Kadin juga tidak mempermasalahkan mengenai pasal tambahan dalam UU APBNP 2012 terkait dengan mekanisme baru untuk penyesuaian harga BBM. Bahkan, ia pernah mengusulkan salah satu penyesuain harga BBM yang diperkirakan dapat mencapai kenaikan hingga Rp 3.500 per liter.
Hanya, kata Suryo, jika benar-benar terjadi kenaikan, maka dana penghematan yang diperkirakan dapat mencapai Rp 100 triliun itu juga harus jelas penggunaannya. “Jadi kita setuju, tetapi kita juga harus tahu digunakan untuk apa,” katanya. Dana penghematan itu dialihkan untuk pembangunan infrastruktur, pengembangan pemberdayaan UKM, pengentasan kemiskinan, serta peningkatan layanan kesehatan dan pendidikan.
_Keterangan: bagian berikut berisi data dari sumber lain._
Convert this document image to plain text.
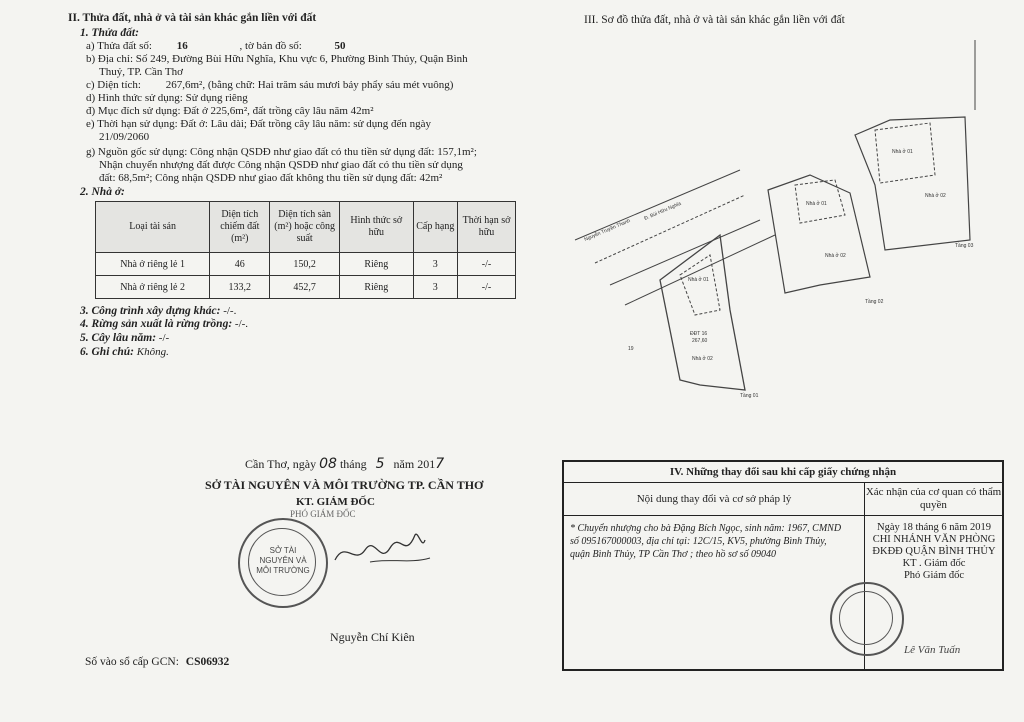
II. Thửa đất, nhà ở và tài sản khác gắn liền với đất
1. Thửa đất:
a) Thửa đất số: 16	, tờ bản đồ số:	50
b) Địa chỉ: Số 249, Đường Bùi Hữu Nghĩa, Khu vực 6, Phường Bình Thủy, Quận Bình
Thuỷ, TP. Cần Thơ
c) Diện tích: 267,6m², (bằng chữ: Hai trăm sáu mươi bảy phẩy sáu mét vuông)
d) Hình thức sử dụng: Sử dụng riêng
đ) Mục đích sử dụng: Đất ở 225,6m², đất trồng cây lâu năm 42m²
e) Thời hạn sử dụng: Đất ở: Lâu dài; Đất trồng cây lâu năm: sử dụng đến ngày
21/09/2060
g) Nguồn gốc sử dụng: Công nhận QSDĐ như giao đất có thu tiền sử dụng đất: 157,1m²;
Nhận chuyển nhượng đất được Công nhận QSDĐ như giao đất có thu tiền sử dụng
đất: 68,5m²; Công nhận QSDĐ như giao đất không thu tiền sử dụng đất: 42m²
2. Nhà ở:
Loại tài sản	Diện tích chiếm đất (m²)	Diện tích sàn (m²) hoặc công suất	Hình thức sở hữu	Cấp hạng	Thời hạn sở hữu
Nhà ở riêng lẻ 1	46	150,2	Riêng	3	-/-
Nhà ở riêng lẻ 2	133,2	452,7	Riêng	3	-/-
3. Công trình xây dựng khác: -/-.
4. Rừng sản xuất là rừng trồng: -/-.
5. Cây lâu năm: -/-
6. Ghi chú: Không.
III. Sơ đồ thửa đất, nhà ở và tài sản khác gắn liền với đất
Nguyễn Truyền Thanh
Đ. Bùi Hữu Nghĩa
ĐĐT 16
267,60
Nhà ở 01
Nhà ở 02
Tầng 01
Nhà ở 01
Nhà ở 02
Tầng 02
Nhà ở 01
Nhà ở 02
Tầng 03
19
Cần Thơ, ngày 08 tháng 5 năm 2017
SỞ TÀI NGUYÊN VÀ MÔI TRƯỜNG TP. CẦN THƠ
KT. GIÁM ĐỐC
PHÓ GIÁM ĐỐC
SỞ TÀI NGUYÊN VÀ MÔI TRƯỜNG
Nguyễn Chí Kiên
Số vào sổ cấp GCN: CS06932
IV. Những thay đổi sau khi cấp giấy chứng nhận
Nội dung thay đổi và cơ sở pháp lý
Xác nhận của cơ quan có thẩm quyền
* Chuyển nhượng cho bà Đặng Bích Ngọc, sinh năm: 1967, CMND
số 095167000003, địa chỉ tại: 12C/15, KV5, phường Bình Thủy,
quận Bình Thủy, TP Cần Thơ ; theo hồ sơ số 09040
Ngày 18 tháng 6 năm 2019
CHI NHÁNH VĂN PHÒNG
ĐKĐĐ QUẬN BÌNH THỦY
KT . Giám đốc
Phó Giám đốc
Lê Văn Tuấn
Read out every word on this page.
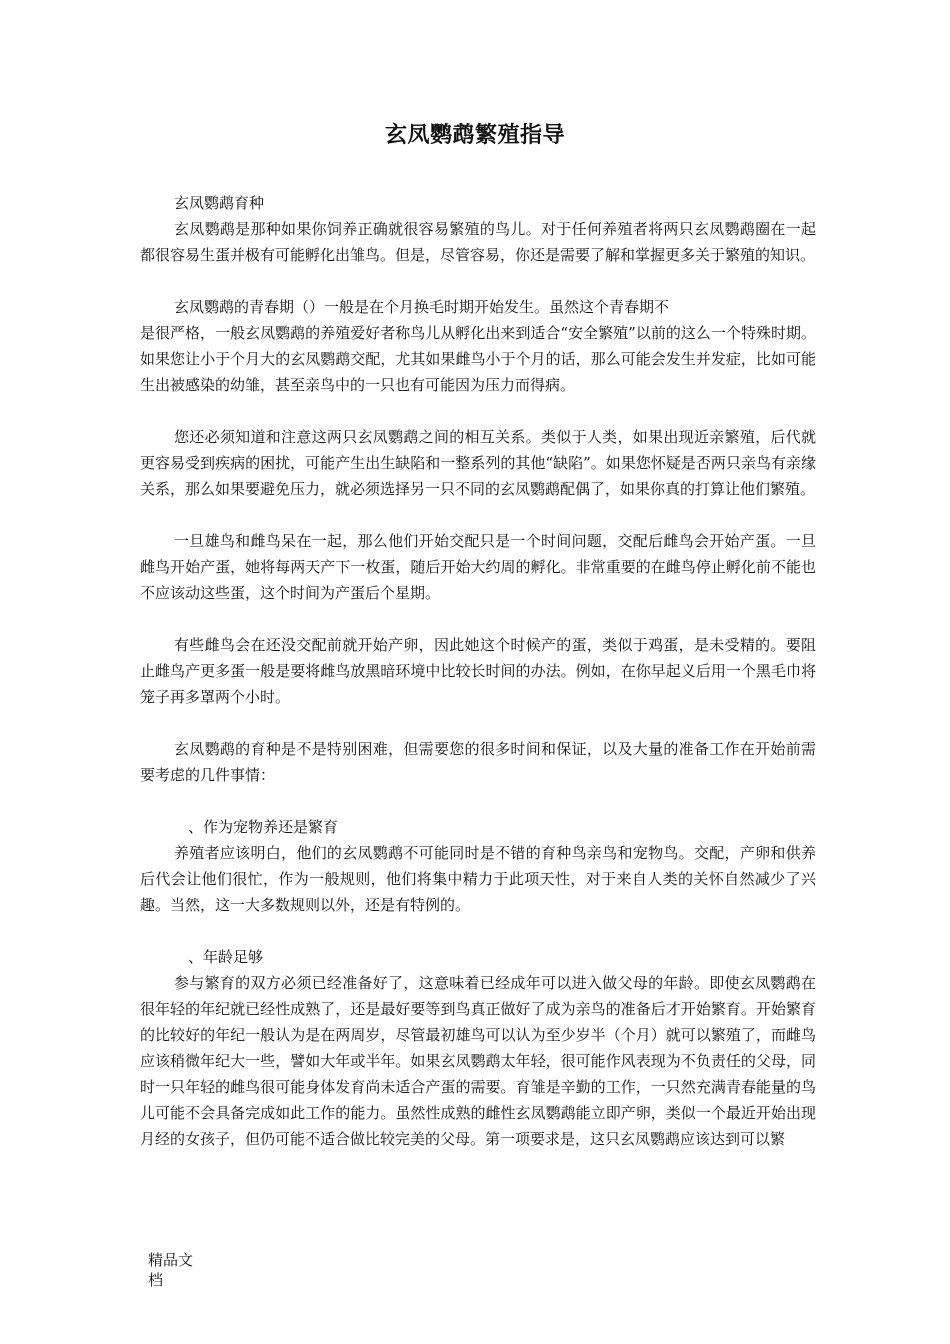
玄凤鹦鹉繁殖指导

玄凤鹦鹉育种

玄凤鹦鹉是那种如果你饲养正确就很容易繁殖的鸟儿。对于任何养殖者将两只玄凤鹦鹉圈在一起都很容易生蛋并极有可能孵化出雏鸟。但是，尽管容易，你还是需要了解和掌握更多关于繁殖的知识。

玄凤鹦鹉的青春期（）一般是在个月换毛时期开始发生。虽然这个青春期不

是很严格，一般玄凤鹦鹉的养殖爱好者称鸟儿从孵化出来到适合“安全繁殖”以前的这么一个特殊时期。如果您让小于个月大的玄凤鹦鹉交配，尤其如果雌鸟小于个月的话，那么可能会发生并发症，比如可能生出被感染的幼雏，甚至亲鸟中的一只也有可能因为压力而得病。

您还必须知道和注意这两只玄凤鹦鹉之间的相互关系。类似于人类，如果出现近亲繁殖，后代就更容易受到疾病的困扰，可能产生出生缺陷和一整系列的其他“缺陷”。如果您怀疑是否两只亲鸟有亲缘关系，那么如果要避免压力，就必须选择另一只不同的玄凤鹦鹉配偶了，如果你真的打算让他们繁殖。

一旦雄鸟和雌鸟呆在一起，那么他们开始交配只是一个时间问题，交配后雌鸟会开始产蛋。一旦雌鸟开始产蛋，她将每两天产下一枚蛋，随后开始大约周的孵化。非常重要的在雌鸟停止孵化前不能也不应该动这些蛋，这个时间为产蛋后个星期。

有些雌鸟会在还没交配前就开始产卵，因此她这个时候产的蛋，类似于鸡蛋，是未受精的。要阻止雌鸟产更多蛋一般是要将雌鸟放黑暗环境中比较长时间的办法。例如，在你早起义后用一个黑毛巾将笼子再多罩两个小时。

玄凤鹦鹉的育种是不是特别困难，但需要您的很多时间和保证，以及大量的准备工作在开始前需要考虑的几件事情：

、作为宠物养还是繁育

养殖者应该明白，他们的玄凤鹦鹉不可能同时是不错的育种鸟亲鸟和宠物鸟。交配，产卵和供养后代会让他们很忙，作为一般规则，他们将集中精力于此项天性，对于来自人类的关怀自然减少了兴趣。当然，这一大多数规则以外，还是有特例的。

、年龄足够

参与繁育的双方必须已经准备好了，这意味着已经成年可以进入做父母的年龄。即使玄凤鹦鹉在很年轻的年纪就已经性成熟了，还是最好要等到鸟真正做好了成为亲鸟的准备后才开始繁育。开始繁育的比较好的年纪一般认为是在两周岁，尽管最初雄鸟可以认为至少岁半（个月）就可以繁殖了，而雌鸟应该稍微年纪大一些，譬如大年或半年。如果玄凤鹦鹉太年轻，很可能作风表现为不负责任的父母，同时一只年轻的雌鸟很可能身体发育尚未适合产蛋的需要。育雏是辛勤的工作，一只然充满青春能量的鸟儿可能不会具备完成如此工作的能力。虽然性成熟的雌性玄凤鹦鹉能立即产卵，类似一个最近开始出现月经的女孩子，但仍可能不适合做比较完美的父母。第一项要求是，这只玄凤鹦鹉应该达到可以繁

精品文
档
Dalam pasal 7 ayat 6a UU APBNP 2012 disebutkan pemerintah berwenang untuk melakukan penyesuaian harga BBM bersubsidi dan kebijakan pendukung, apabila harga ICP dalam kurun waktu berjalan mengalami kenaikan atau penurunan lebih dari 15 persen dari asumsi harga ICP yang ditetapkan.
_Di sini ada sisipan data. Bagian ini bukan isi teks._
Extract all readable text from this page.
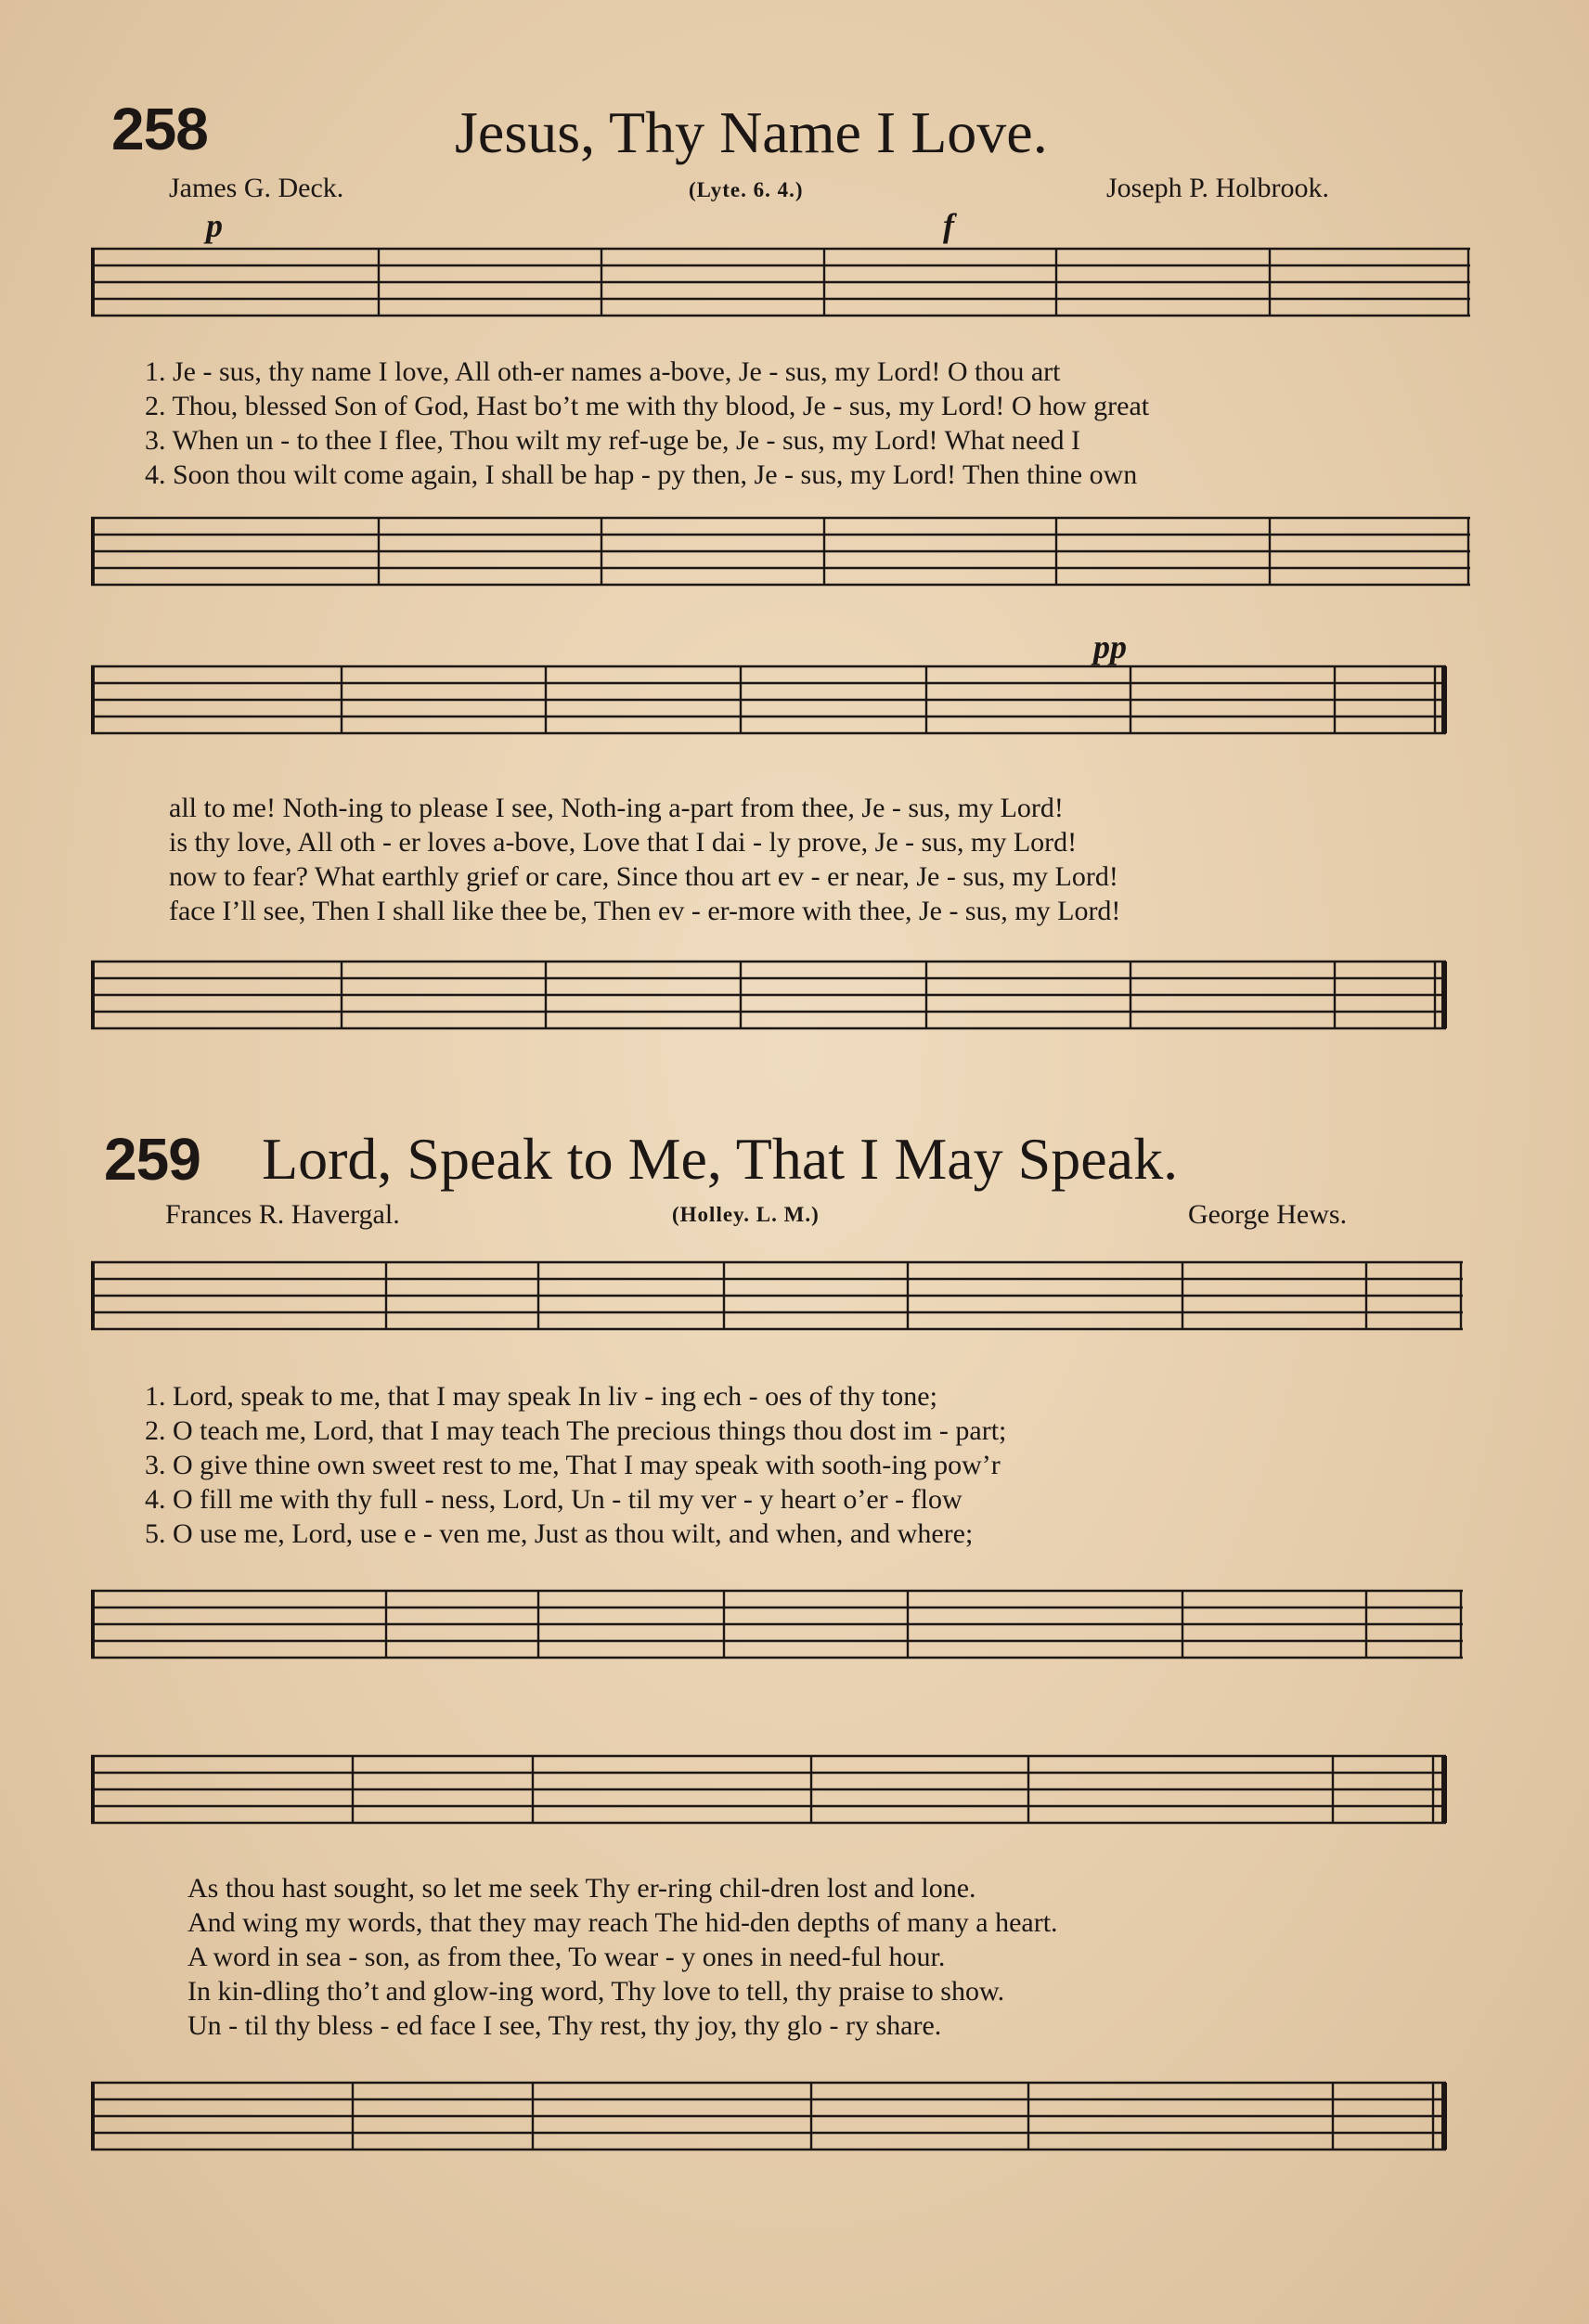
258	Jesus, Thy Name I Love.
James G. Deck.	(Lyte. 6. 4.)	Joseph P. Holbrook.
p	f
pp
1. Je - sus, thy name I love, All oth-er names a-bove, Je - sus, my Lord! O thou art
2. Thou, blessed Son of God, Hast bo’t me with thy blood, Je - sus, my Lord! O how great
3. When un - to thee I flee, Thou wilt my ref-uge be, Je - sus, my Lord! What need I
4. Soon thou wilt come again, I shall be hap - py then, Je - sus, my Lord! Then thine own
all to me! Noth-ing to please I see, Noth-ing a-part from thee, Je - sus, my Lord!
is thy love, All oth - er loves a-bove, Love that I dai - ly prove, Je - sus, my Lord!
now to fear? What earthly grief or care, Since thou art ev - er near, Je - sus, my Lord!
face I’ll see, Then I shall like thee be, Then ev - er-more with thee, Je - sus, my Lord!
259 Lord, Speak to Me, That I May Speak.
Frances R. Havergal.	(Holley. L. M.)	George Hews.
1. Lord, speak to me, that I may speak In liv - ing ech - oes of thy tone;
2. O teach me, Lord, that I may teach The precious things thou dost im - part;
3. O give thine own sweet rest to me, That I may speak with sooth-ing pow’r
4. O fill me with thy full - ness, Lord, Un - til my ver - y heart o’er - flow
5. O use me, Lord, use e - ven me, Just as thou wilt, and when, and where;
As thou hast sought, so let me seek Thy er-ring chil-dren lost and lone.
And wing my words, that they may reach The hid-den depths of many a heart.
A word in sea - son, as from thee, To wear - y ones in need-ful hour.
In kin-dling tho’t and glow-ing word, Thy love to tell, thy praise to show.
Un - til thy bless - ed face I see, Thy rest, thy joy, thy glo - ry share.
Sebelumnya, Menko Perekonomian Hatta mengatakan, kenaikan harga premium dapat diambil jika harga rataan ICP minyak dalam enam bulan terakhir telah mencapai USD 120,75 per barel. Harga ICP minyak dalam enam bulan terakhir masih dalam kisaran USD 116 per barel dan masih terjadi deviasi sebesar 11 persen dari asumsi yang ditetapkan dalam APBNP 2012 sebesar USD 105 per barel.
Kendati demikian, Hatta menjelaskan, kenaikan tersebut merupakan opsi terakhir. “Dalam pasal 7 ayat 6a, pemerintah diberikan kewenangan. Kewenangan itu juga tidak mewajibkan kita naik. Saya ingin menegaskan pada sisi itu. Kewenangan itu boleh kita pakai, boleh tidak kita pakai,” kata dia.
Menteri ESDM Jero Wacik menyebutkan deviasi sebesar 15 persen dapat terjadi apabila pada April harga rataan ICP minyak mencapai USD 134,64 per barel. “Kalau ICP April selama sebulan USD 134,64 per barel, maka angka 15 persen di atas ICP bisa terlewati dan bisa menaikkan harga. Tapi kalau kewenangannya sudah ada kan belum tentu juga naik,” tuturnya.
Bila angka tersebut tak tercapai, maka deviasi 15 persen dapat tercapai jika April-Mei rata-rata harga ICP minyak tercatat di kisaran USD 123,8 per barel. Saat ini, harga ICP minyak pada Januari 2012 tercatat USD 115,9 per barel, Februari USD 122,17 per barel, Maret USD 128,14 per barel.
Sementara itu, Menteri Perindustrian MS Hidayat menyatakan, pemeritah memiliki beberapa opsi soal kebijakan BBM menyusul gagalnya kenaikan harga. Nantinya, bagi masyarakat mampu pengguna mobil diberikan pilihan memakai BBM nonsubsidi atau bahan bakar gas (BBG).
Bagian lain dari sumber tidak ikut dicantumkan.